Ao agarrar-se à sua personagem, uma proposta de retorno ao passado se abre em diversos sentidos. Na história, diegeticamente, desbravamos as memórias de Melanie e fazemos junto dela uma releitura de um mistério pouco crível e aparentemente insolucionável, uma história onde pouca coisa parece realmente parece fazer sentido fora da fantasia da qual o filme se mune para existir — o que, em se tratando de cinema, não poderia ser mais coerente. Já em sua acepção artística, Fantasmas de Marte vai ao futuro para reviver o passado cinematográfico e histórico, utilizando-se de um uma série de características reunidas por Carpenter dos mais diversos filmes de faroeste que viu durante sua longa vida cinéfila.

Seria este, portanto, um western futurista vivido através das memórias de uma mulher e passado em Marte, com fantasmas, nativos doidos que fazem um cemitério a céu aberto com cabeças cravadas em estacas, gente quebrando tudo e o Ice Cube indo de vilão a herói por mera necessidade de uma narrativa que, a partir de certo ponto, abdica de qualquer outra possibilidade pelo simples prazer da ação boçal — um conceito, diga-se, também remetente à antiguidade do cinema e de seu preceito básico de entretenimento, onde o extra-campo perde valor para amplificar e tornar pleno aquilo que existe na imagem, pura e simplesmente, uma postura que nos dias de hoje certamente não deve funcionar com cineastas ruins, mas que com Carpenter ou com James Cameron pode virar ouro.
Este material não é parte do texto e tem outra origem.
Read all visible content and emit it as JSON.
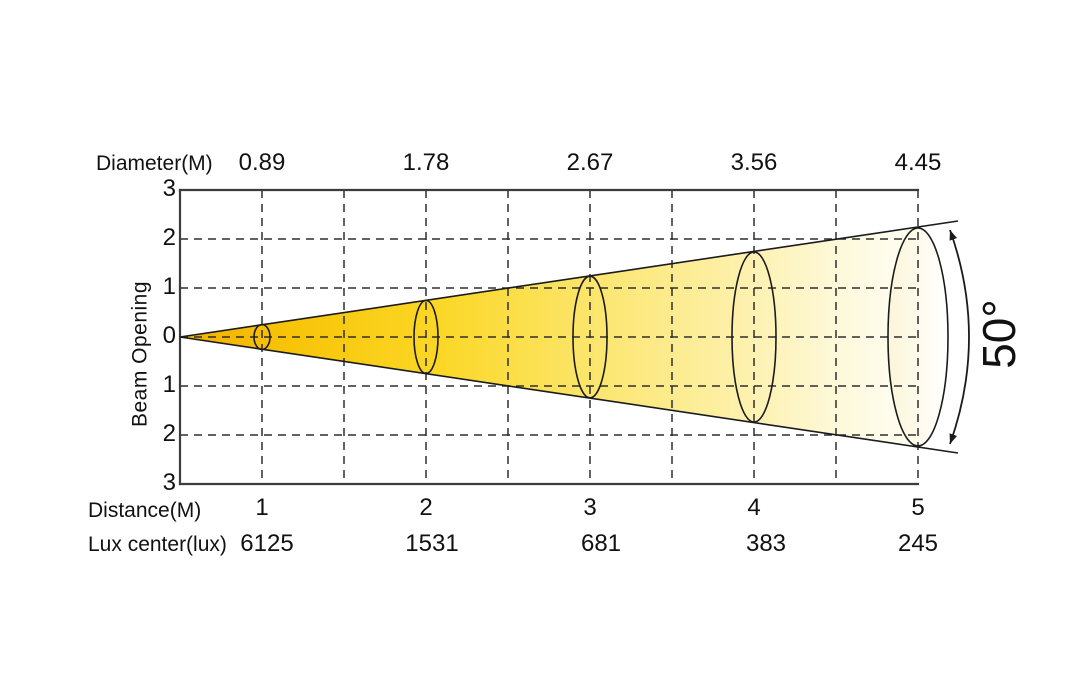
{
  "chart_data": {
    "type": "area",
    "subtype": "light-beam-cone-photometric-diagram",
    "title": "",
    "beam_angle_deg": 50,
    "beam_angle_label": "50°",
    "top_axis": {
      "label": "Diameter(M)",
      "tick_labels": [
        "0.89",
        "1.78",
        "2.67",
        "3.56",
        "4.45"
      ]
    },
    "left_axis": {
      "label": "Beam Opening",
      "tick_labels": [
        "3",
        "2",
        "1",
        "0",
        "1",
        "2",
        "3"
      ],
      "range_m": [
        -3,
        3
      ],
      "grid": "dashed"
    },
    "bottom_axis": {
      "label": "Distance(M)",
      "tick_labels": [
        "1",
        "2",
        "3",
        "4",
        "5"
      ],
      "grid": "dashed"
    },
    "lux_row": {
      "label": "Lux center(lux)",
      "values": [
        "6125",
        "1531",
        "681",
        "383",
        "245"
      ]
    },
    "points": [
      {
        "distance_m": 1,
        "diameter_m": 0.89,
        "lux_center": 6125
      },
      {
        "distance_m": 2,
        "diameter_m": 1.78,
        "lux_center": 1531
      },
      {
        "distance_m": 3,
        "diameter_m": 2.67,
        "lux_center": 681
      },
      {
        "distance_m": 4,
        "diameter_m": 3.56,
        "lux_center": 383
      },
      {
        "distance_m": 5,
        "diameter_m": 4.45,
        "lux_center": 245
      }
    ],
    "legend": "none",
    "grid_on": true,
    "colors": {
      "beam_gradient": [
        "#F2AF00",
        "#F7C408",
        "#FBD725",
        "#FBE56A",
        "#FDF0A8",
        "#FDF9DC",
        "#FEFEF5"
      ],
      "cap_gradient": [
        "#FBF6D8",
        "#FFFFFF"
      ],
      "outline": "#1b1b1b",
      "grid": "#2e2e2e",
      "border": "#3c3c3c",
      "text": "#111111"
    }
  }
}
A viagem de Fantasmas de Marte é encerrada com muita porrada, sangue e violência gráfica rechaçando na tela em cenas belissimamente filmadas, e termina praticamente no momento em que seu filme inicia. Ao final de tudo, e ao contrário do que habitualmente se vê, não encontramos respostas (nem mesmo a intenção delas) para muitas coisas — com exceção de alguns elementos básicos e essenciais para a própria existência de um filme ali. Carpenter preserva grande parte do mistério e desvia da possibilidade de construir soluções “cabeçudas” para dar a seu filme uma proposta, um conceito narrativo — que vai além de meramente contar uma história com início, meio e fim, ou de buscar surpreender e agradar o espectador. Inegavelmente, é pra quem tem colhões.